Wal-Mart Stores Inc unveiled an environmental plan to boost energy efficiency, reduce waste and trim greenhouse gases as part of a wider effort to address issues where it has been pummeled by critics.
Wal-Mart chief executive Lee Scott also called on Congress to raise the nation's minimum wage from USUS$5.15 per hour but said pay for Wal-Mart employees -- which averages US$9.37 -- was sufficiently competitive. He said even a slight overall increase in Wal-Mart pay would eliminate a profit margin that generated US$10 billion in profits last year.
Scott said the world's largest retailer had to be a "good steward for the environment" and believed that adopting greener practices would also be good for business by cutting costs.
"We are going to do well by doing good," he said.
But while Wal-Mart touted its environmental plan, Scott rejec-ted calls to increase workers' pay that unions and other critics say is often below poverty level. Instead, he urged Congress to look at raising the US minimum hourly wage for the first time since the mid-1990s.
"It is time for Congress to take a responsible look at the minimum wage," he said.
Scott delivered remarks to Wal-Mart workers on Monday and followed up with a conference call with reporters Tuesday. The sessions follow Wal-Mart responses to critics over diversity, pay and overseas buying and come at the start of a two-day annual conference for financial analysts.
Analysts said the environmental plans were not so much a radical change by Wal-Mart as a recognition that efficiency and waste-reduction made good business sense in an era of higher energy prices.
"That is all good, forward-thinking management," said Don Gher from Coldstream Capital Management Inc in Bellevue, Washington.
Tom Rubel, who heads consultant Retail Forward in Columbus, Ohio, said Scott was leading a genuine effort to adopt new standards.
"I do think that this is a departure. This is sort of vintage Wal-Mart. They have listened, and learned, and now they have set a course and they've established some aggressive goals and now they're going to go after it very aggressively," Rubel said.

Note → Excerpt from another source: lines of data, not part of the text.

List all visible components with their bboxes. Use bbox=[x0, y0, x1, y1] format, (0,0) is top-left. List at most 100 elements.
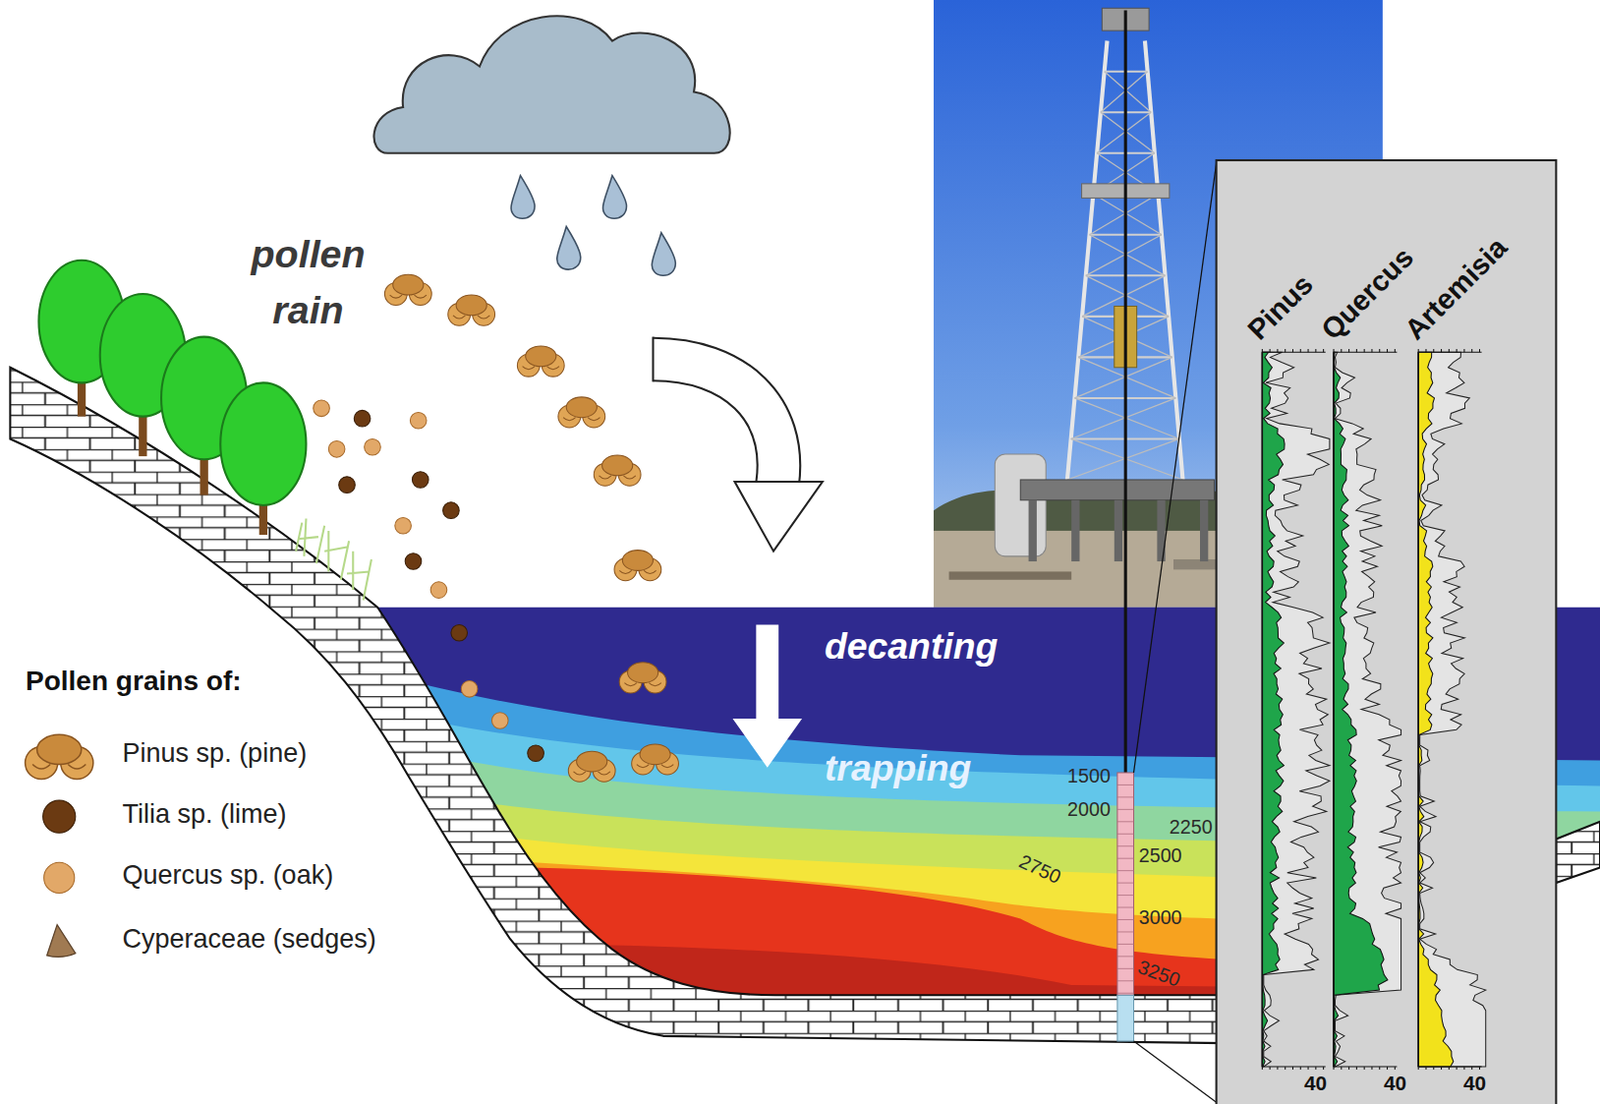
core-tick bbox=[1117, 979, 1135, 981]
legend-label: Tilia sp. (lime) bbox=[122, 799, 287, 830]
pollen-detail bbox=[563, 417, 600, 421]
pine-pollen bbox=[614, 550, 662, 581]
pollen-body bbox=[628, 662, 659, 684]
core-tick bbox=[1117, 907, 1135, 909]
chart-axis bbox=[1417, 351, 1420, 1067]
core-tick bbox=[1117, 992, 1135, 994]
raindrops bbox=[511, 175, 676, 277]
chart-tick bbox=[1322, 348, 1324, 352]
core-tick bbox=[1117, 857, 1135, 859]
sediment-core bbox=[1117, 772, 1135, 995]
core-tick bbox=[1117, 882, 1135, 884]
pollen-detail bbox=[522, 366, 560, 370]
caption-label: pollen rain bbox=[226, 226, 390, 339]
pollen-detail bbox=[32, 763, 86, 769]
axis-value: 40 bbox=[1383, 1071, 1407, 1095]
oak-pollen bbox=[328, 441, 345, 458]
settling-arrow bbox=[732, 624, 802, 767]
pine-pollen bbox=[516, 345, 565, 377]
oak-pollen bbox=[313, 400, 331, 417]
chart-tick bbox=[1300, 348, 1302, 352]
oak-pollen bbox=[409, 411, 427, 429]
chart-tick bbox=[1386, 348, 1388, 352]
bedrock-rim bbox=[1555, 821, 1600, 883]
pollen-grains bbox=[313, 274, 680, 782]
chart-tick bbox=[1479, 1066, 1481, 1070]
chart-tick bbox=[1371, 1066, 1372, 1070]
core-tick bbox=[1117, 869, 1135, 871]
chart-tick bbox=[1284, 348, 1286, 352]
legend-label: Pinus sp. (pine) bbox=[122, 738, 308, 769]
core-tick bbox=[1117, 845, 1135, 847]
core-tick bbox=[1117, 894, 1135, 896]
core-tick bbox=[1117, 820, 1135, 822]
chart-tick bbox=[1432, 348, 1434, 352]
pollen-curve bbox=[1418, 351, 1454, 1067]
chart-tick bbox=[1418, 348, 1420, 352]
tower-brace bbox=[1085, 234, 1162, 277]
core-tick bbox=[1117, 784, 1135, 786]
pine-pollen bbox=[619, 662, 667, 693]
legend-label: Cyperaceae (sedges) bbox=[122, 923, 377, 955]
curved-arrow-end bbox=[651, 337, 654, 383]
pollen-body bbox=[456, 294, 487, 316]
chart-tick bbox=[1440, 348, 1442, 352]
chart-tick bbox=[1418, 1066, 1420, 1070]
pollen-body bbox=[393, 274, 424, 295]
rig-support bbox=[1071, 500, 1080, 562]
pollen-body bbox=[639, 743, 671, 765]
rig-support bbox=[1114, 500, 1123, 562]
tower-brace bbox=[1092, 193, 1162, 235]
pollen-body bbox=[566, 397, 597, 418]
chart-tick bbox=[1463, 1066, 1465, 1070]
oak-pollen bbox=[430, 581, 448, 599]
raindrop bbox=[602, 175, 627, 220]
lime-pollen bbox=[411, 471, 429, 489]
zoom-line bbox=[1134, 163, 1217, 773]
pine-pollen bbox=[568, 750, 616, 782]
chart-tick bbox=[1479, 348, 1481, 352]
tower-brace bbox=[1067, 438, 1180, 480]
raindrop bbox=[557, 226, 581, 270]
pollen-detail bbox=[619, 570, 656, 573]
pollen-diagram-panel bbox=[1216, 160, 1557, 1104]
lime-pollen bbox=[451, 624, 468, 641]
chart-tick bbox=[1386, 1066, 1388, 1070]
lime-pollen bbox=[527, 744, 545, 762]
lime-pollen bbox=[353, 409, 371, 427]
photo-debris bbox=[949, 571, 1073, 579]
chart-tick bbox=[1332, 348, 1334, 352]
depth-label: 2000 bbox=[1067, 798, 1111, 821]
oak-pollen bbox=[44, 861, 75, 893]
zoom-line bbox=[1134, 1040, 1217, 1102]
pollen-detail bbox=[390, 294, 427, 298]
chart-tick bbox=[1340, 1066, 1342, 1070]
tower-leg bbox=[1066, 41, 1108, 491]
pine-pollen bbox=[384, 274, 432, 305]
pollen-body bbox=[37, 734, 82, 764]
pollen-detail bbox=[624, 683, 661, 686]
tower-brace bbox=[1100, 112, 1155, 154]
exaggeration-curve bbox=[1333, 351, 1402, 1067]
depth-label: 2500 bbox=[1139, 845, 1183, 868]
chart-tick bbox=[1356, 348, 1358, 352]
sedge-pollen bbox=[47, 924, 76, 958]
oak-pollen bbox=[460, 681, 478, 698]
core-tick bbox=[1117, 808, 1135, 810]
pollen-detail bbox=[598, 475, 635, 479]
chart-tick bbox=[1356, 1066, 1358, 1070]
chart-tick bbox=[1471, 1066, 1473, 1070]
tower-leg bbox=[1144, 41, 1184, 491]
chart-tick bbox=[1448, 1066, 1450, 1070]
chart-tick bbox=[1340, 348, 1342, 352]
pollen-body bbox=[602, 455, 633, 476]
caption-label: trapping bbox=[824, 746, 972, 790]
pollen-detail bbox=[453, 315, 490, 319]
core-tick bbox=[1117, 796, 1135, 798]
chart-tick bbox=[1269, 1066, 1271, 1070]
pollen-body bbox=[622, 550, 653, 572]
depth-label: 1500 bbox=[1067, 765, 1111, 789]
chart-tick bbox=[1276, 348, 1278, 352]
pollen-curves bbox=[1261, 348, 1486, 1070]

Wal-Mart's targets for raising fuel and energy efficiency and reducing packaging waste are bold but the credibility will depend on whether the company reports its progress to the public.
"Wal-Mart is one of the world's largest companies so they have a huge influence in the market-place. There is a huge opportunity for them to influence the marketplace," said Elizabeth Cook, vice president of the World Resources Institute in Washington.
"Wal-Mart will win its skeptics over once it shows that it can deliver on these commitments," she said.
Scott said that those targets include increasing fuel efficiency in Wal-Mart's truck fleet by 25 percent over three years and doubling it within 10 years; investing US$500 million annually in efficient energy technologies at stores; and cutting solid waste from US stores and Sam's Clubs by 25 percent in three years.